In any Programing Language, Write a function that will return the count of distinct case-insensitive alphabetic characters and numeric digits that occur more than once in the input string. The input string can be assumed to contain only alphabets (both uppercase and lowercase) and numeric digits.

Example

"abcde" -> 0 # no characters repeats more than once
"aabbcde" -> 2 # 'a' and 'b'
"aabBcde" -> 2 # 'a' occurs twice and 'b' twice (bandB)
"aA11" -> 2 # 'a' and '1'
Re: Coding Challenge For Fun by Javanian: 10:17am On Aug 12, 2017
Python


input = "aA11"
input = input.lower()
list = [0] * 36
for i in input:
    if i.isdigit():
        list[int(i)+26]+=1
    else:
        list[ord(i)-97]+=1
i=0
counter = 0
while i < len(input):
    if input[i].isdigit():
        counter += list[int(input[i])+26]-1
        i += list[int(input[i])+26]
    else:
        counter += list[ord(input[i])-97]-1
        i += list[ord(input[i])-97]
print counter


https://ideone.com/UstREc
Re: Coding Challenge For Fun by deedat205(m): 5:03pm On Aug 12, 2017
Python 3

def solve(z):
p,count = z.upper(),0
for b in set(p):
if p.count(b) > 1:
count+= 1
return count

s = 'aabBcde'
print(solve(s))

https://ideone.com/DhTkdh
https://ideone.com/DhTkdh

1 Like

Re: Coding Challenge For Fun by SilverG33k(m): 7:14pm On Aug 12, 2017
[Modified]

Java...

public int counter(String word){
int count = 0; //this with count if letter or number occur twice
int wordCounter = 0; //this will let us know how many times a letter occur
for (int i = 1; i<word.length(); i++) {
String letter = String.valueOf(word.charAt(i)); //pick each letter of the word
for (int y = 0; y < word.length(); y++) {
//then check how many times that picked letter occur
if (String.valueOf(word.charAt(i)).equals(letter)) {
wordCounter++; //count the letter occurence
if (wordCounter == 2) {
count++; // if the letter occurs twice, we count
}
}
}

}
//then what we count earlier is returned
return count;
}

Tested OK with android studio, I just quickly tested that since I'm currently on a project and it worked..... 100%

1 Like

Re: Coding Challenge For Fun by SilverG33k(m): 10:15pm On Aug 12, 2017
^^^ With the above code, you can easily use as follow
.
.
.
int countWord = counter("java" ) ;
// answer will give you 1
Re: Coding Challenge For Fun by melodyogonna(m): 10:39pm On Aug 12, 2017
SilverG33k:
^^^ With the above code, you can easily use as follow
.
.
.
int countWord = counter("java"wink;
// answer will give you 1
check if d code is correct with ideon na
Re: Coding Challenge For Fun by edicied: 11:23pm On Aug 12, 2017
Javanian:
Python


input = "aA11"
input = input.lower()
list = [0] * 36
for i in input:
    if i.isdigit():
        list[int(i)+26]+=1
    else:
        list[ord(i)-97]+=1
i=0
counter = 0
while i < len(input):
    if input[i].isdigit():
        counter += list[int(input[i])+26]-1
        i += list[int(input[i])+26]
    else:
        counter += list[ord(input[i])-97]-1
        i += list[ord(input[i])-97]
print counter


https://ideone.com/UstREc
wHEN I TESTED YOUR CODE IT GAVE ME THIS....
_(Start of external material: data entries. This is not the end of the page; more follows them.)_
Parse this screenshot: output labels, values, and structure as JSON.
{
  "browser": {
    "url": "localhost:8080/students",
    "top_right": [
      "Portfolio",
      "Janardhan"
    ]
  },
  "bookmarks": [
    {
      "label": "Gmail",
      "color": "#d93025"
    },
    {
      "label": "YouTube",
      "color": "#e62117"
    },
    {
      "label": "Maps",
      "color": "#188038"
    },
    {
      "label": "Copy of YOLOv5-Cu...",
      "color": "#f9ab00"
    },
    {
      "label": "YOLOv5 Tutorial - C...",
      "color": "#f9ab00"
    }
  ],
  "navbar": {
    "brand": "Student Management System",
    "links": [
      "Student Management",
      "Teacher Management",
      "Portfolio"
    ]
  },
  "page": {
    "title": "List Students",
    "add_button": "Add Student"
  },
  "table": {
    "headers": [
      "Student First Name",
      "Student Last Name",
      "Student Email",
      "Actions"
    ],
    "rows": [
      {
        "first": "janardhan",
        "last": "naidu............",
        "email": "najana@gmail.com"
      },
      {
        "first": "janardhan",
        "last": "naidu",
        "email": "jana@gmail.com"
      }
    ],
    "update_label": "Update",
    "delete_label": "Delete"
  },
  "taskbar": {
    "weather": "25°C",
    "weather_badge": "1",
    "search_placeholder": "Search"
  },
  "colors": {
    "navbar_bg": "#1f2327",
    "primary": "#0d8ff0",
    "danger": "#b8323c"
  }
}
>>> >>> >>> ... ... ... ... ...   File "<stdin>", line 6
    i=0
    ^
SyntaxError: invalid syntax
>>> >>> ... ... ... ... ... ... ...   File "<stdin>", line 8
    print counter
        ^
SyntaxError: Missing parentheses in call to 'print'
>>>
Re: Coding Challenge For Fun by edicied: 11:28pm On Aug 12, 2017
SilverG33k:

//pardon me if the code is wrong but trust me, the logic is correct
You know its not actuall to find the length of the word but to find duplicate letters in the word tongue
Re: Coding Challenge For Fun by antieverything(m): 11:32pm On Aug 12, 2017 

bash!
## yay bash is a juke box!
number_caught=0  # yap ..jukebox ..global variable
give_me_num () {
  word= $1
  lera= $2
  number_caught= $(echo $word | awk '{print tolower($0)}' | grep -o "lera" | wc -l)
   # ok pls remember number_caught is global plss plss plss
}

give_me_num "yup life in programming is " "r"
echo $caught_num
Re: Coding Challenge For Fun by edicied: 11:39pm On Aug 12, 2017
antieverything:

bash!
## yay bash is a juke box!
number_caught=0  # yap ..jukebox ..global variable
give_me_num () {
  word= $1
  lera= $2
  number_caught= $(echo $word | awk '{print tolower($0)}' | grep -o "lera" | wc -l)
   # ok pls remember number_caught is global plss plss plss
}

give_me_num "yup life in programming is " "r"
echo $caught_num
Is this for linux Terminal??
Re: Coding Challenge For Fun by Javanian: 11:15am On Aug 13, 2017
edicied:

wHEN I TESTED YOUR CODE IT GAVE ME THIS....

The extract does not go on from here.